Problem
In my last post about qmail I said that once you solve the big concurrency problem you'll end up with another problem because your mail server would create too many outgoing connections to some domains and you risk having your ips banned by those servers.
Solution
The solution is to have a way of limiting the maximum concurrency rate by domains. To do that you'll need the  qmail channels patch or write your own patch like I did ( mostly because I was unaware of the existence of the qmail channels patch )
The home page of the qmail channels patch will explain how to setup and configure qmail to limit the concurrency by a domain or group of domains.
What I like about this patch is that it allows you to set a concurrency limit for a group of domains like set 100 for all yahoo.com, yahoo.co.uk, yahoo.ca, etc .
What I don't like is that it doesn't seem to be able to set a default concurrency level for any domain.

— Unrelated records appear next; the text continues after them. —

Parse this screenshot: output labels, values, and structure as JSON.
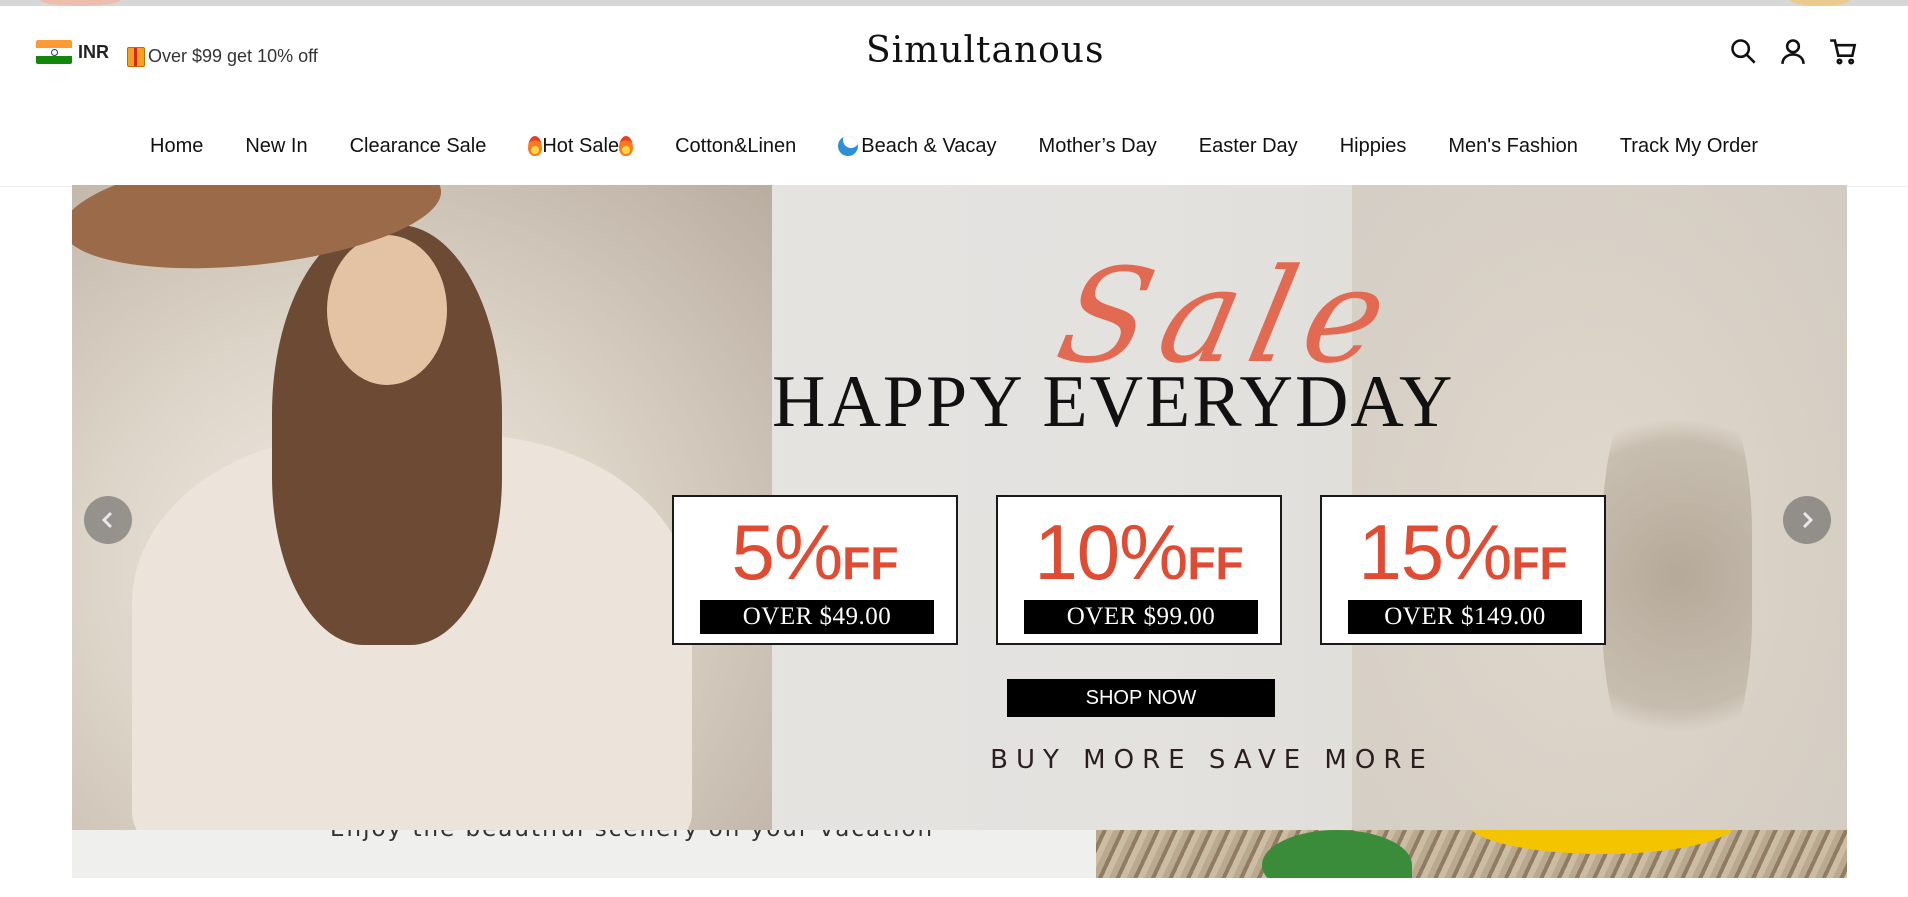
{
  "header": {
    "currency": {
      "code": "INR",
      "flag": "india-flag"
    },
    "promo_text": "Over $99 get 10% off",
    "logo": "Simultanous",
    "icons": [
      "search-icon",
      "account-icon",
      "cart-icon"
    ]
  },
  "nav": [
    {
      "label": "Home"
    },
    {
      "label": "New In"
    },
    {
      "label": "Clearance Sale"
    },
    {
      "label": "Hot Sale",
      "icon": "fire-icon"
    },
    {
      "label": "Cotton&Linen"
    },
    {
      "label": "Beach & Vacay",
      "icon": "wave-icon"
    },
    {
      "label": "Mother’s Day"
    },
    {
      "label": "Easter Day"
    },
    {
      "label": "Hippies"
    },
    {
      "label": "Men's Fashion"
    },
    {
      "label": "Track My Order"
    }
  ],
  "hero": {
    "script_title": "Sale",
    "headline": "HAPPY EVERYDAY",
    "coupons": [
      {
        "percent": "5%",
        "off": "FF",
        "condition": "OVER $49.00"
      },
      {
        "percent": "10%",
        "off": "FF",
        "condition": "OVER $99.00"
      },
      {
        "percent": "15%",
        "off": "FF",
        "condition": "OVER $149.00"
      }
    ],
    "cta": "SHOP NOW",
    "tagline": "BUY MORE SAVE MORE",
    "accent_color": "#e04b33"
  },
  "next_banner": {
    "text": "Enjoy the beautiful scenery on your vacation"
  }
}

If I'm wrong please correct me, but if I'm right then this seems like a major problem for an email server that sends to a large number of addresses distributed over a large number of domains because you would have to configure concurrency limits for a lot of domains.

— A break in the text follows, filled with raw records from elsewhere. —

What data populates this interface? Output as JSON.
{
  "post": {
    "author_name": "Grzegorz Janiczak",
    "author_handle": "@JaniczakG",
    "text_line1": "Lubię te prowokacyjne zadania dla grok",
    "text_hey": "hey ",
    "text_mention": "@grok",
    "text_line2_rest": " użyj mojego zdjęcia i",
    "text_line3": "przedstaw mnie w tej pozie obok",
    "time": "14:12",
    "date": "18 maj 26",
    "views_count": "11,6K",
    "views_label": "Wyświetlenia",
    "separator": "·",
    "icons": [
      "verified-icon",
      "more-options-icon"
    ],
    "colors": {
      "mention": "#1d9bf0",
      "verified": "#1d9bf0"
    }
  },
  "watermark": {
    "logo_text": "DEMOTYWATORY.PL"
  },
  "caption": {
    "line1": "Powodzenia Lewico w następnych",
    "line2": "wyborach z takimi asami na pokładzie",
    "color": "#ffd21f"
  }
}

The ideal solution would allow you to specify a default per domain concurrency and this would apply to any domain that doesn't have a specific concurrency. For example most email servers would be ok with 5 concurrency connections from the same ip but no way for AOL (unless you're white listed and maybe not even then ) .
Another feature I would like is to be able to specify concurrency by domain's MX records or ips/group of ips assigned to the MX servers instead of the actual domain. This would ease the configuration for ISPs that host a lot of domains like rr or yahoo.
Hi, first of all thank you for your big-concurrency fix patch. Now I’m playing with this one 🙂
Question: control/remoteconcurrency defaults to 20, so I can’t see the risk to be banned. Do you think I will achieve (more or less) the same result if I simply increase this value to.. say 100, and in that case avoid to apply this additional patch?
I depends where you’re sending messages. If most of your messages are sent to the same ISP and you have not way of limiting the connection
by domain then 100 concurrent connections will get you in trouble.
But if you’re addresses are spread across a lot of domains then you might be fine…so just experiment with it while looking at the qmail logs.
If you see too many deferrals or connections rejected lower the rate.